Нафаня, ничего не ответив, подмигнул Ники, подхватил барабанную палочку и ловко завертел ее в воздухе.
– Ты и на барабанах умеешь? – восхищенно спросила Ники. – Или только тот, толстый?
– Кто тут толстый? – раздался голос в дверях. Вошел Михалыч. – Это еще что за пигалица тут отирается?
Ники испугалась и съежилась в своем углу. Нафаня радостно захохотал.
– Видишь, до чего ты докатился? Уж если даже фанатки считают тебя толстым, значит, так оно и есть.
– Я не толстый, – возразил Михалыч, – я солидный. У барабанщика должно быть брюхо. Для резонанса.

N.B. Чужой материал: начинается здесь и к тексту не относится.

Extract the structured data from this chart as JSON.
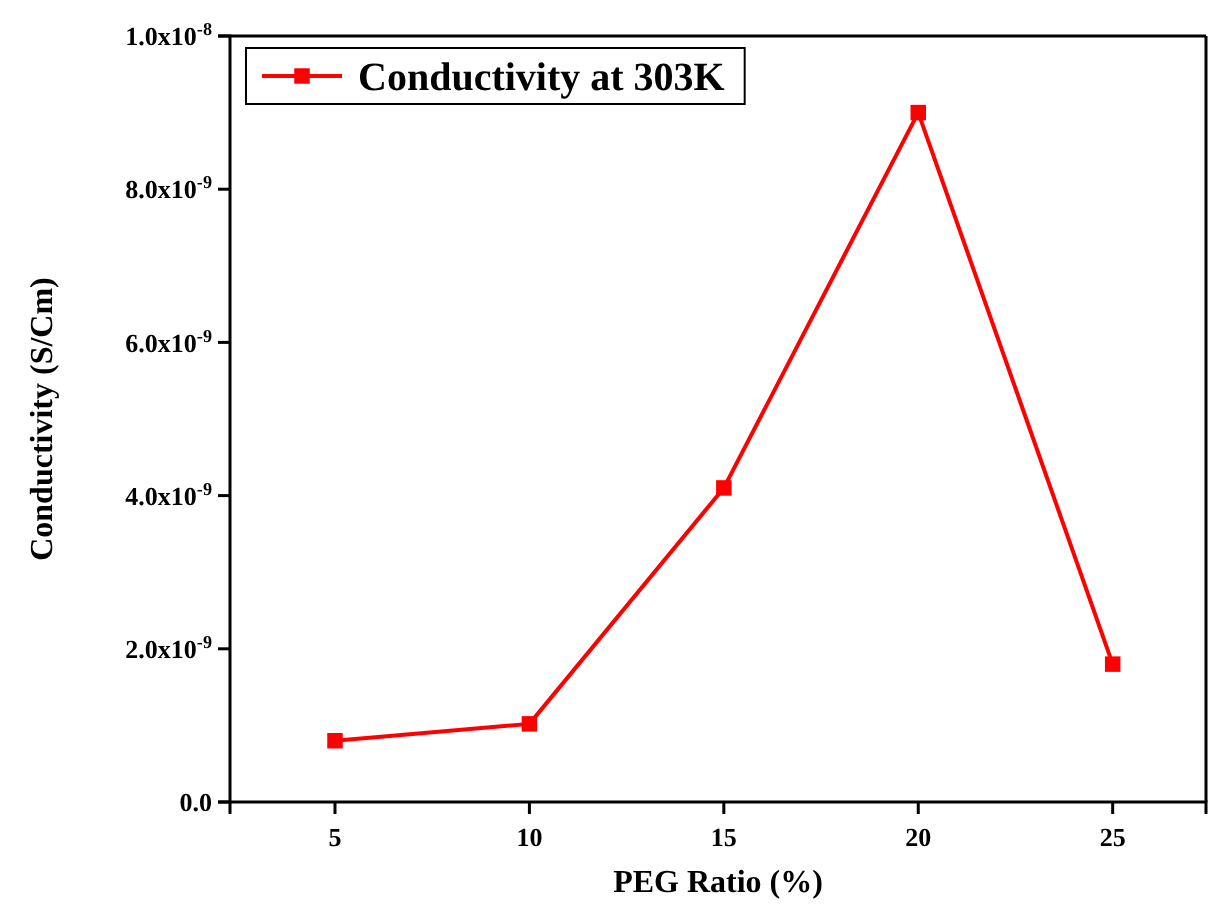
{
  "chart_data": {
    "type": "line",
    "xlabel": "PEG Ratio (%)",
    "ylabel": "Conductivity (S/Cm)",
    "x": [
      5,
      10,
      15,
      20,
      25
    ],
    "series": [
      {
        "name": "Conductivity at 303K",
        "color": "#ff0000",
        "values": [
          8e-10,
          1.02e-09,
          4.1e-09,
          9e-09,
          1.8e-09
        ]
      }
    ],
    "xlim": [
      2.3,
      27.4
    ],
    "xticks": [
      5,
      10,
      15,
      20,
      25
    ],
    "ylim": [
      0,
      1e-08
    ],
    "yticks": [
      {
        "value": 0,
        "label": "0.0"
      },
      {
        "value": 2e-09,
        "label": "2.0x10$^{-9}$"
      },
      {
        "value": 4e-09,
        "label": "4.0x10$^{-9}$"
      },
      {
        "value": 6e-09,
        "label": "6.0x10$^{-9}$"
      },
      {
        "value": 8e-09,
        "label": "8.0x10$^{-9}$"
      },
      {
        "value": 1e-08,
        "label": "1.0x10$^{-8}$"
      }
    ],
    "marker": "square",
    "line_style": "solid",
    "legend": "top left",
    "grid": false
  }
}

Ники не удержалась, прыснула от смеха.
– Ты глянь, как она смеется! – воскликнул Нафаня. – Как рулетка в «Брейн-ринге»! А давайте возьмем ее бэк-вокалисткой!
– Нафаня! – простонал Рэндом.
Михалыч добродушно усмехнулся.
– Он согласен! – объявил Нафаня.
Ники сидела, улыбаясь во весь рот, и думала о том, «о она всю жизнь мечтала стать бэк-вокалисткой, и вот, наконец, ее мечта сбывается! Теперь бы еще выяснить, что это такое…
Внезапно Ники очнулась от приятных воспоминаний. Непонятно почему она почувствовала себя неуютно. Ники оглянулась. В автобусе ничего не изменилось. Люди ехали по своим делам, до нее никому дела не было, но у Ники возникло ощущение, что за ней кто-то следит. Она еще раз, более внимательно, осмотрела салон. В ком-то из пассажиров была какая-то трудно определимая, тревожащая странность. Ники оглядела всех по очереди: пенсионер, двое мальчишек, тетка в шубе, мужичок в ушанке с портфельчиком, «омоновец» в камуфляже и куртке с капюшоном… «А почему он едет в автобусе, надвинув на глаза капюшон? – удивилась Ники. – Жарко же, и не видно ничего…»
На мужике были высокие шнурованные ботинки на протекторе, пятнистые черно-серые штаны с карманами и обширная темно-серая куртка, которая полностью скрывала его лицо и руки. «Омоновец», как будто поймав ее взгляд, повернул голову в ее сторону. Лица его под капюшоном не было видно совсем, тем не менее Ники отчетливо ощутила его пристальный взгляд. Может быть, от того, что она не видела его глаз, ей стало неприятно.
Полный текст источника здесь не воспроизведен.